For the purpose of criticism and analysis in regards to the ideas given by the Chicago school of sociology, the image of urban life assumed by the Chicago school is no longer the same. This is because it assumes an even, unchanging landscape. An Additional reproach of the Chicago school is that British capitals post Second World War did not look like the Chicago concentric ring pattern due to people fleeing away from the city's in fear. The theory is also insubstantial on individuals as it doesn't institute enough for decisions made by individuals such as "highly emotive crimes such as 'crimes of passion' e.g. serial killer which doesn't associate with no one to learn his modus operandi also known as method of operating.
Theorist such as Tittle et al. (1986) claim that it is not the mocking of specific methods or the learning of illicit outlooks that is significant, but the learning of enthusiasms to participate in delinquency that create distinct relations.

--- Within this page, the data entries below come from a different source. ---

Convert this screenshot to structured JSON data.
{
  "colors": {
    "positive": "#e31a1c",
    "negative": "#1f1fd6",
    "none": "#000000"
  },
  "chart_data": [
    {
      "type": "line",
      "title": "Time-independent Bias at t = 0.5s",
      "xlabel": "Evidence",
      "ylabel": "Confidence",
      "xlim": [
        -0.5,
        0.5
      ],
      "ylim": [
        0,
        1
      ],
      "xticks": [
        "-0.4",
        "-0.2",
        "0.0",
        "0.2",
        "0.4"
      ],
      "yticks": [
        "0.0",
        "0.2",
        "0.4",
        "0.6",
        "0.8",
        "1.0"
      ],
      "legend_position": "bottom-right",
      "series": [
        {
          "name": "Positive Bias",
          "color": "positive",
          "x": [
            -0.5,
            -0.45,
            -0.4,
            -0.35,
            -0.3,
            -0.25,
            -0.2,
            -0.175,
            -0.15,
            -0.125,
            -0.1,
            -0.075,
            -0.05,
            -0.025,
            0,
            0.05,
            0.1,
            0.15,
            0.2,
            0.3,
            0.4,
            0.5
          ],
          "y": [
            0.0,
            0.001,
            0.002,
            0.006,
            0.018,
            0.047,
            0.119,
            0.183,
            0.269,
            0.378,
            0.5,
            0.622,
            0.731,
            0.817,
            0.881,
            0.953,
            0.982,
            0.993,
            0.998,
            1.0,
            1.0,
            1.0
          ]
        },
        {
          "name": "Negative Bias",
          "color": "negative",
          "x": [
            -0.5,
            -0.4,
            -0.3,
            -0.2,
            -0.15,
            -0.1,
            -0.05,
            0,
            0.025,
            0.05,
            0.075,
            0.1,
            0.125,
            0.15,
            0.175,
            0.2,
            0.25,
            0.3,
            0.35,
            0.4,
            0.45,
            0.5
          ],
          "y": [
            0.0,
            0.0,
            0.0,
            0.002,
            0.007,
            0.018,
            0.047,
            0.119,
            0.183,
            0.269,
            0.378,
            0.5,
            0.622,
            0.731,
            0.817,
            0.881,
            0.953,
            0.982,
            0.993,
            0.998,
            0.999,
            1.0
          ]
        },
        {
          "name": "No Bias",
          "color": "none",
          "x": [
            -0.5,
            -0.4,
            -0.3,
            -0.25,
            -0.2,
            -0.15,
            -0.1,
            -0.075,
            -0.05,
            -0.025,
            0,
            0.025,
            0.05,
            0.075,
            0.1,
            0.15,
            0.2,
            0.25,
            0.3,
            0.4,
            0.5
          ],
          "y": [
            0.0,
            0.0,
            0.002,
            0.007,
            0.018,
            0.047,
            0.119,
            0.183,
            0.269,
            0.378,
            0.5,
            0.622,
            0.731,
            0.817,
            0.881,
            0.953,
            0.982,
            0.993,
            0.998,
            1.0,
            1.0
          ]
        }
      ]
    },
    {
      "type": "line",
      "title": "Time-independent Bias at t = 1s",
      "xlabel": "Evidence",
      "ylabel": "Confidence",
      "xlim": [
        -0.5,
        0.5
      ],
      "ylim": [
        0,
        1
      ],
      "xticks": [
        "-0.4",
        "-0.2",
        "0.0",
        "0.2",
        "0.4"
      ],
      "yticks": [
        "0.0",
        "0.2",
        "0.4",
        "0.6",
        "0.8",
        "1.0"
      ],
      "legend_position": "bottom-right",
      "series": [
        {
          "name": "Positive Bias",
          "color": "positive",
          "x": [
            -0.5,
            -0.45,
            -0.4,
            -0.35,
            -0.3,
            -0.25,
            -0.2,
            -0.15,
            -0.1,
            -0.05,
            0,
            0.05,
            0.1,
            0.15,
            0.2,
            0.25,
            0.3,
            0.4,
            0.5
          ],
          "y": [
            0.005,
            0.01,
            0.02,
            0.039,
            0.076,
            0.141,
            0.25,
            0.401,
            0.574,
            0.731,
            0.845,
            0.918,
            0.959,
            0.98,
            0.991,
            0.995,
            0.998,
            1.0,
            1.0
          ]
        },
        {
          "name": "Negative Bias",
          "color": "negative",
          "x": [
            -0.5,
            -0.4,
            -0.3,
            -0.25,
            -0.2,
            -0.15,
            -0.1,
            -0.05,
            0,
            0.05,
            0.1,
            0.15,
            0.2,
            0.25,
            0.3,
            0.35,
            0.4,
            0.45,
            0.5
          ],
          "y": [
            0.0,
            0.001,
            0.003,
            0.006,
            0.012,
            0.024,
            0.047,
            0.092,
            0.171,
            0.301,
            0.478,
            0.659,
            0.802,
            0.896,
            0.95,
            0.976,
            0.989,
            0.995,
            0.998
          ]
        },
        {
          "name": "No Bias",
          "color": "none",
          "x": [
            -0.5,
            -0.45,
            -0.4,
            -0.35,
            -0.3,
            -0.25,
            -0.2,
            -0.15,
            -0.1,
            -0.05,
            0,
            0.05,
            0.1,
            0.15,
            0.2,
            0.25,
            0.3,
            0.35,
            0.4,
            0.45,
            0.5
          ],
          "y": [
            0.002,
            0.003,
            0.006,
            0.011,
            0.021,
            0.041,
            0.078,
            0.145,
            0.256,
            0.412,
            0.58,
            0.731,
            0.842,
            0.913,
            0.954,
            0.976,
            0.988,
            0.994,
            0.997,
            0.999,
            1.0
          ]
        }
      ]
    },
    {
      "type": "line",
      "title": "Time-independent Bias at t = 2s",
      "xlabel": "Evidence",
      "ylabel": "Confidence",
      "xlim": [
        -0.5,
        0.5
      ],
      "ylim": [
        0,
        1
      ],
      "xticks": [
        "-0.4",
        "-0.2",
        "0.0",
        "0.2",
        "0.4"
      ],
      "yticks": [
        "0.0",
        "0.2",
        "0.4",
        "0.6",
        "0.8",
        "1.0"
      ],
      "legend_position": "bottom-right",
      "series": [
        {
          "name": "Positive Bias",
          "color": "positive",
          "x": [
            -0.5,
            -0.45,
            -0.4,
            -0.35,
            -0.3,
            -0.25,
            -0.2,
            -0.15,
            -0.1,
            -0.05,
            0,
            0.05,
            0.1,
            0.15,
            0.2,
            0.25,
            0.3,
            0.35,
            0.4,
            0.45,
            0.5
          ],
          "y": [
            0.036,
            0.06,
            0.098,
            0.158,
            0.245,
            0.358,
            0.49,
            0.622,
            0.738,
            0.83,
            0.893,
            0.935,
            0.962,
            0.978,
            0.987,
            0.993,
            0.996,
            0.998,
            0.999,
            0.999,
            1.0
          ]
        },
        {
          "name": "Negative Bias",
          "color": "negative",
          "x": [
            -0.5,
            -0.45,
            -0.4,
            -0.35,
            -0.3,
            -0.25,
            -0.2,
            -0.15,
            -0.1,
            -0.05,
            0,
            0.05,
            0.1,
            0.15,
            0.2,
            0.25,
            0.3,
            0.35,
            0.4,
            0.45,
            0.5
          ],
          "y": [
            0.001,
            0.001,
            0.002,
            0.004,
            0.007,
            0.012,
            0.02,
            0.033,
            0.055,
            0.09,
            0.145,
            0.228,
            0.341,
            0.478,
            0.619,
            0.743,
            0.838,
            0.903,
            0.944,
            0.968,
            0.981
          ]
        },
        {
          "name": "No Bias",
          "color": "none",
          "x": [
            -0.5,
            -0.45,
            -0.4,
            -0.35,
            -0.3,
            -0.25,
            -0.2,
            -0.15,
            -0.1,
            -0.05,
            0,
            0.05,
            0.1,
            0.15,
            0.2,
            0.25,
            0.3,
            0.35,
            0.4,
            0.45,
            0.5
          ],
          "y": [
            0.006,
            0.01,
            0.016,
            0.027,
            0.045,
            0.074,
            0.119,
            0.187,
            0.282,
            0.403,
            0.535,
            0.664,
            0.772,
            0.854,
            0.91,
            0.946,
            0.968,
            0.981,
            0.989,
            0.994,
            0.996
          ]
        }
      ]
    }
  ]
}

McCarthy (1996) revealed compelling proof of 'tutelage' in techniques of delinquency between homeless youths
Haynie (2002) establish that the quantity of criminal contacts in a person's network not individual had a strong optimistic outcome on that character's following criminality, but was also a stronger effect than the contacts' total levels of criminality. Meaning and individual which has more criminal minded friends then an individual which only has one extreme criminal friend is more likely to be influenced.
In light of everything mentioned what can be understood is that different theorist have different views and ideas on factors and elements which condition a person to act in a criminal way. Therefore some theorist claim people are the product of certain areas whereas others believe that the areas are the product of the people living in it, which effectively means there is a two way presses going on. On the other hand some theorist believe that poverty is the underlining cause of delinquency where as some theorist believe that poverty plays no role and that it is merely the individuals motivation which is fuelled by engaging with delinquent people in an close intimate setting.